Is ChatGPT getting dumber?
Many users online have posed this exact question.
Namely, they’ve noticed that ChatGPT has slowed down and isn’t giving top-notch answers that left us all impressed in the beginning.
So, what has happened?
According to the report published by Stanford University last week:
- The ability to understand math has dropped by 95%;
- Coding skills have dropped by 42%;
- A steep drop in common sense and reasoning skills;
- ChatGPT has become “safer but less rational”.
More precisely, researchers have compared GPT versions from March 2023 and June 2023 and came to surprising conclusions that the older version indeed has better performances compared to the newer one in various tasks, such as answering sensitive questions or solving math problems. Additionally, it showed more formatting mistakes.

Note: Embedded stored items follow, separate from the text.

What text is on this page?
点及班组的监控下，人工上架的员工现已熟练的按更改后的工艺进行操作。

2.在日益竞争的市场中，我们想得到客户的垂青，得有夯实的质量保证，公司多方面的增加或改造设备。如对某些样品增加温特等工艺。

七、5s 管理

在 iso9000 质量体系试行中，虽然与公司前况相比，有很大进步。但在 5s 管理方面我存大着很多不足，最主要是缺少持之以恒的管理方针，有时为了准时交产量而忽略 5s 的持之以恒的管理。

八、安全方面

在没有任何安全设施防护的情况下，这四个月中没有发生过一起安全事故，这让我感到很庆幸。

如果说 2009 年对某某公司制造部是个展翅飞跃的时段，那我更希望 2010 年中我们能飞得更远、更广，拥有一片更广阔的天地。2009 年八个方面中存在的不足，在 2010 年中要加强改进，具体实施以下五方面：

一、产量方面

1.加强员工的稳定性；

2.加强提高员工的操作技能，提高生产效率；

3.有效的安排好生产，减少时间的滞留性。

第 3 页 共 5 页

Our findings show that the behavior of the “same” LLM service can change substantially in a relatively short amount of time, highlighting the need for continuous monitoring of LLM quality.
Stanford University Report
An update doesn’t necessarily mean an upgrade
Now, if this is really true, we cannot know for sure because it’s a closed code. That’s why, as we pointed out in one of our previous articles, Meta making Llama 2 open-sourced may be one of the best decisions when it comes to LLM alternatives.
Either way, what we do know is that LLM can be updated over time based on data and feedback from users. In other words, constant criticisms regarding sensitive topics and so-called “ChatGPT” hallucinations may have resulted in it being more careful, giving calculated or vague responses.
It is also an interesting question whether an LLM service like GPT4 is consistently getting “better” over time. It’s important to know whether updates to the model aimed at improving some aspects actually hurt its capability in other dimensions.
Stanford University Report
But why would OpenAI want to do this?
Most probably, because they want to sell more subscriptions to ChatGPT Premium, as simple as that.
As explained in the AI newsletter Synthetic Mind:
The more users there are, the more ChatGPT power is shared. If OpenAI can make each account use slightly less power, they can sell more subscriptions. Lower quality answers = Less computing power = Less money.
Another reason that comes to mind is that OpenAI may be “saving” on AI chips, considering the ongoing AI race between the US and China, and the overall fact that the demand for AI chips is huge.
The company still hasn’t made an official statement regarding this topic.
In conclusion, the time span between March and June isn’t that long but the behavior between GPT-3.5 and GPT-4 has changed heavily. So, if you’ve noticed a decrease in response quality, it’s not that your standards are higher or that there’s something wrong with your prompts; it’s that the latest version is indeed weaker compared to older ones. At least according to this report, that is.